One week until I need to have my capstone deliverables finished enough to prove that I can have it all truly finished by April 27th, and I’ve been busy capstoning away. More or less. Before I would work on a blog post about my capstone in order to feel like I was being productive without having to face “real” capstone work, now whenever I get too anxious to work on the paper itself I work on the presentation or the poster. I’m having the most trouble with the poster.

I feel like I keep coming back to my lack of mental imaging ability. Especially because I want to create a series of sketches for my poster and presentation, but I have trouble producing sketches that I wouldn’t be embarrassed to show people. It’s not a style thing, mainly. I’m down with a sort of loose, sketchy style, it’s straight-up errors in the drawings that make them difficult to understand. Like I’ll try to sketch a stick figure walking, and not know which way the arms or legs are supposed to bend, because I can’t picture it clearly enough in my mind to figure it out. Once I’ve actually drawn something I can look at it and realize that it’s wrong, but I have to have something to look at in the first place. So every usable sketch is preceded by 2 or 3 malformed stick figures with screwed up joints. I worry about proportion, too, but I recognize that as more of a style thing and have an easier time ignoring the little voice telling me to measure and check that the head is 1/8 the total height of the figure and the torso is 3/8.

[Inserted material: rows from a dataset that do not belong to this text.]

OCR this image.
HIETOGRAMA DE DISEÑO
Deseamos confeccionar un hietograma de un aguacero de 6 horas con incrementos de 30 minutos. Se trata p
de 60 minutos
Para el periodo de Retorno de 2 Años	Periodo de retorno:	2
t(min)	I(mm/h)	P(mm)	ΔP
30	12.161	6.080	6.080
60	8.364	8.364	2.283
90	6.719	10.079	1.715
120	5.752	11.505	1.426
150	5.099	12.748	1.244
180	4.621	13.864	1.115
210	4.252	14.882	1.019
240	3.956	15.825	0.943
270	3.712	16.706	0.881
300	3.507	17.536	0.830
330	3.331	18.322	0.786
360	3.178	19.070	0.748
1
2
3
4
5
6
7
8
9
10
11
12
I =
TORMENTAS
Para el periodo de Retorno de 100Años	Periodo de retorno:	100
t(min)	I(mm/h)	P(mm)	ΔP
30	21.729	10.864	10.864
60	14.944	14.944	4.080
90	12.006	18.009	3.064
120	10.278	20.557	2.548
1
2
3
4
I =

My classmates like to link to people writing encouraging articles and directions on how to sketch and how anyone can sketch, but none of them seem to address my difficulty. I have no trouble at all looking at something and reproducing a simplified version of it. I get that. I’ve been reading advice on how to do that for years. The problem is that for all but the simplest and most familiar objects, I’m hopelessly lost without a reference image. Sitting on the bus brainstorming, or drawing on a whiteboard, I can’t go to google and find a handy reference image, I just have to scribble something. And then realize it’s incomprehensible because I couldn’t figure out beforehand what it was supposed to look like.

All those encouraging articles start to feel a lot more discouraging when not a single one of them addresses the fundamental problem I have with drawing. I suspect it’s because no one writing them has any problem with mental imagery, and it doesn’t even occur to them that someone could be incapable of forming mental pictures to the extent that they have trouble producing basic recognizable images on paper. Which is fair, I suppose; my auditory imagination is quite vivid, and before I started looking into these sorts of perceptual issues it might not have occurred to me that there are people who can’t hear things in their heads. But it doesn’t make the advice any more helpful. I suppose I should start looking specifically for advice on developing mental visualization ability, and hope my brain is still plastic enough that I can improve the skill meaningfully. If only I’d started practicing when I was 4 or something.

In the meantime, aside from the sketches themselves, I’ll be printing out pieces of paper full-size with the parts of my poster content and arranging them on a table to try and help figure out layout, because I can’t get any sort of sense of a 36” x 48” poster while I’m looking at my 14” laptop screen.

Perhaps, if I start having some success, I’ll blog about the visualization practice, in the hopes that it can help other people like me, who have trouble with sketching for reasons entirely left out of typical “you can sketch!” pep talks.